Best practices (and worst cases) in monitoring suspicious transactions

The stakes are high – and so are the requirements of the multiple regulatory entities that together spin the complex web of suspicious activity monitoring and reporting (SAR) mandates that financial institutions must comply with today.

In our age of high-value terror financing, sophisticated financial crimes, and ever-evolving money laundering schemes, thwarting the bad guys is nothing less than imperative. For the regulators and law enforcement agencies charged with that task – and for the banks and other institutions that are necessarily the criminals’ primary targets – that makes comprehensive and effective SAR compliance a top priority.

But that, of course, can be easier said than done. For one thing, every financial institution operates in a global economy these days, to one degree or another, and that means navigating the varied reporting requirements of multiple jurisdictions. For another, it means that the businesses have to develop versatile, reliable systems that allow for full compliance without resulting in onerous costs.

It’s getting personal, too

That’s a fine line to walk, but failure to pull it off adequately can lead to not only unwelcome financial and reputational risk for banks but also, more and more, to harsh civil and even criminal penalties.

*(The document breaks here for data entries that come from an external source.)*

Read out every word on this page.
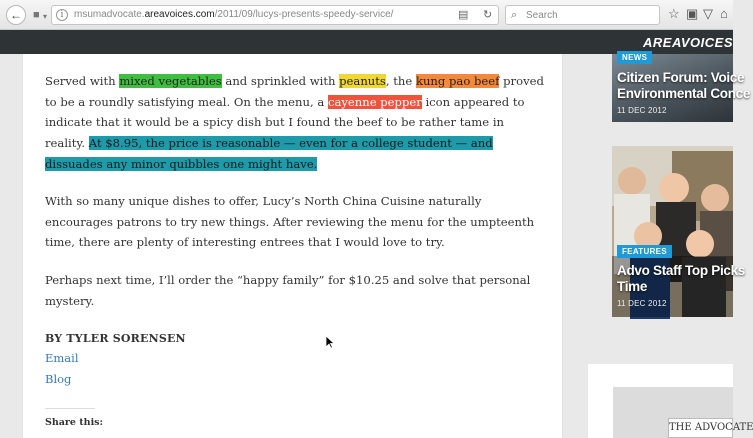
←	■ ▾	i	msumadvocate.areavoices.com/2011/09/lucys-presents-speedy-service/	▤ ↻ ⌕
Search	☆ ▣ ▽ ⌂
AREAVOICES

Served with mixed vegetables and sprinkled with peanuts, the kung pao beef proved to be a roundly satisfying meal. On the menu, a cayenne pepper icon appeared to indicate that it would be a spicy dish but I found the beef to be rather tame in reality. At $8.95, the price is reasonable — even for a college student — and dissuades any minor quibbles one might have.

With so many unique dishes to offer, Lucy’s North China Cuisine naturally encourages patrons to try new things. After reviewing the menu for the umpteenth time, there are plenty of interesting entrees that I would love to try.

Perhaps next time, I’ll order the “happy family” for $10.25 and solve that personal mystery.

BY TYLER SORENSEN
Email
Blog
Share this:
NEWS
Citizen Forum: Voice
Environmental Conce
11 DEC 2012
FEATURES
Advo Staff Top Picks
Time
11 DEC 2012
THE ADVOCATE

That was the warning issued last year by Matthew L. Schwartz and Peter M. Skinner writing in InsideCounsel Magazine, in an article that detailed a new appetite on the part of U.S. Department of Justice officials to hold bank executives and compliance officers personally liable for SAR failures. The two, both partners in the Global Investigations and White Collar Defense practice at Boies, Schiller & Flexner LLP, focused on one criminal case in which the president of a small bank pleaded guilty to charges stemming from his failure to have an effective anti-money laundering program in place, a lapse that caused a suspicious $86,400.00 wire transfer to go unreported.

The banker was sentenced to probation and a small fine of $5,000.00 US, but the writers presented it as conclusive proof that the U.S. authorities are newly willing to bring criminal charges against individuals when SAR and AML practices come up short. It’s not difficult to think that other jurisdictions might do the same.

In another case that Skinner and Schwartz wrote of, the former chief compliance officer of MoneyGram International was accused of failing to ensure that the company had an effective AML compliance program in place, as well as failure to ensure that SARs were filed, charges that could end in a million-dollar fine in the ongoing case.

Compliance is the better way

Even the most diligent bank officers, however, don’t often find compliance a simple matter. There are significant hurdles to overcome, because banks, like other businesses, don’t grow in linear ways. Instead, disparate systems are implemented over time and across departments, and data may not be shared in a way and on a timetable that can facilitate recognition of suspicious activity. Such siloed data may be perfectly consistent with some functions, but it presents big risks when it comes to ferreting out suspicious activities and unknown threats that are easily overlooked.

Fortunately, there is a remedy for such siloing, and it comes in the form of holistic transaction monitoring solutions such as those developed by NICE Actimize, a  global leader in systems for fighting financial crime. The key is to fully integrate suspicious activity monitoring in order to break down the silos and gain end-to-end coverage–from detection to reporting, and every step in between.

In general terms, suspicious activity reporting and monitoring can be seen as several basic components working in concert with one another in a holistic approach.

●  Identification is the first step, of course. Most often (and most reliably) the product of a surveillance monitoring system, it can also come about by way of alert and well-trained employees, or an inquiry from outside, such as law enforcement officials.

●  Regardless of how potentially suspicious activity is identified, the management of those alerts requires clearly defined procedures and processes to ensure that all appropriate steps are carried out effectively and efficiently through integrated workflow management.

● Transaction monitoring can be accomplished through an automated solution (Surveillance Monitoring) that targets any number of different types of transactions falling within defined parameters. Surveillance monitoring solutions can track activity and identify unusual patterns.

●  Automated reporting and e-filing as a component of integrated software solutions can ensure accurate and timely compliance with the full range of regulatory agencies in play.

As complex and multi-faceted as SAM/SAR can be, however, today’s solutions offer financial institutions the power to push back hard against would-be financial criminals, and even to discover previously unrecognized risks, all in a cost-effective way that minimizes manpower demand and maximizes accuracy. And with the stakes being what they are, that’s no small feat.